The 1970s were not as kind to Holiday Inns, nor especially to Kemmons Wilson. The recession and the oil crisis early in the decade were a nasty one-two punch for the travel business, and so many competitors had imitated Wilson's formula that the market was oversaturated. As Holiday Inns brought in professional managers to address these problems, his entrepreneurial style made him feel out of place. "Everything was run by committees," Kemmons grumbled. "I always made up my mind, and we went." Compounding matters, Wilson, whose personal stake in Holiday Inns in 1972 was worth $56 million, lost much of his fortune propping up a real estate development company, Alodex, until its eventual shuttering in 1976. He retired as Holiday Inns' CEO that same year. He resigned as company chairman in 1979 when he opposed management's acquisition of the Perkins Cake & Steak restaurant chain. From his hospital bed, while recovering from heart bypass surgery, Wilson called board members to encourage them to vote no, but they approved it anyway. "When the vote ended up being for it, he figured it was time to move on," says Spence. When Wilson turned in his keys, at age 66, his stake in the business was worth $7.3 million. (Wilson, by the way, turned out to be right: Despite a makeover and a plan to pair Perkins restaurants with Hampton Inns, the fit was never quite right, and Holiday Inns sold most of its stake in Perkins in 1985.)

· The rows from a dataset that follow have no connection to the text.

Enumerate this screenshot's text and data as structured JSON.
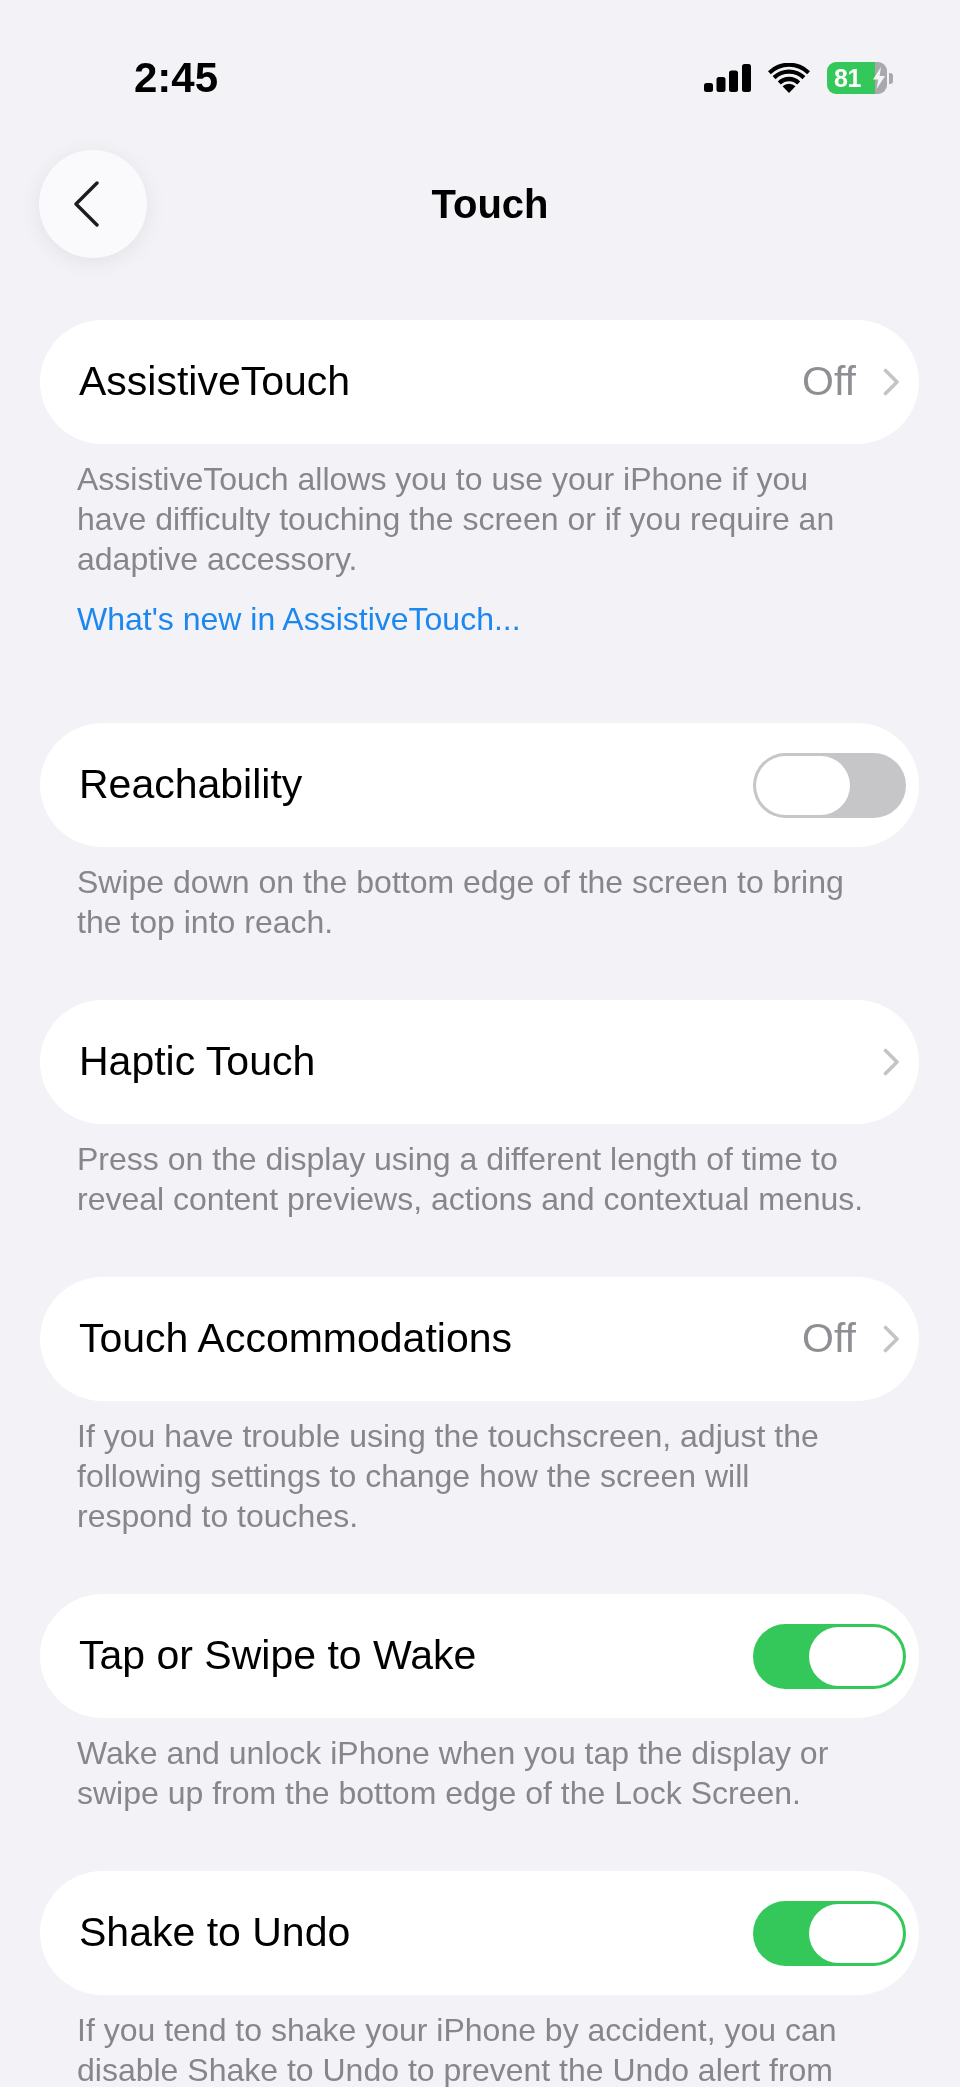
{
  "status_bar": {
    "time": "2:45",
    "battery": {
      "label": "81",
      "charging": true
    }
  },
  "nav": {
    "title": "Touch"
  },
  "sections": [
    {
      "row": {
        "kind": "disclosure",
        "label": "AssistiveTouch",
        "value": "Off"
      },
      "footer": "AssistiveTouch allows you to use your iPhone if you have difficulty touching the screen or if you require an adaptive accessory.",
      "footer_link": "What's new in AssistiveTouch..."
    },
    {
      "row": {
        "kind": "toggle",
        "label": "Reachability",
        "on": false
      },
      "footer": "Swipe down on the bottom edge of the screen to bring the top into reach."
    },
    {
      "row": {
        "kind": "disclosure",
        "label": "Haptic Touch"
      },
      "footer": "Press on the display using a different length of time to reveal content previews, actions and contextual menus."
    },
    {
      "row": {
        "kind": "disclosure",
        "label": "Touch Accommodations",
        "value": "Off"
      },
      "footer": "If you have trouble using the touchscreen, adjust the following settings to change how the screen will respond to touches."
    },
    {
      "row": {
        "kind": "toggle",
        "label": "Tap or Swipe to Wake",
        "on": true
      },
      "footer": "Wake and unlock iPhone when you tap the display or swipe up from the bottom edge of the Lock Screen."
    },
    {
      "row": {
        "kind": "toggle",
        "label": "Shake to Undo",
        "on": true
      },
      "footer": "If you tend to shake your iPhone by accident, you can disable Shake to Undo to prevent the Undo alert from"
    }
  ]
}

Holiday Inns were never the same after he left. The brand lost a bit of its character in 1982 when the board of directors retired the Great Sign (a move Wilson once described as the "worst mistake they ever made"). In 1990 the London-based Bass Hotels & Resorts--now Six Continents Hotels--acquired Holiday Inns for $2.2 billion. Although Six Continents is a $5.7 billion business today, Holiday Inns is no longer the world's largest hostelry brand (that's Marriott). And Holiday Inns' image has changed somewhat over the years as it now caters more to business travelers than to family vacationers.

After leaving Holiday Inns, Kemmons Wilson maintained elder-statesman status in the lodging biz while at the same time remaining an entrepreneur. The Kemmons Wilson Cos., run by his three sons today, focus mostly on real estate, including Wilson Inns (which offer free popcorn for guests). And last year the Kemmons Wilson School of Hospitality and Resort Management opened at the University of Memphis, featuring a fully functioning hotel so that students can learn by doing just the way Kemmons himself did. "I always think of Dad as being very, very curious," says Spence Wilson. "He always started a new venture because he thought there was a better way to do something. Then once he started, he would never take no for an answer."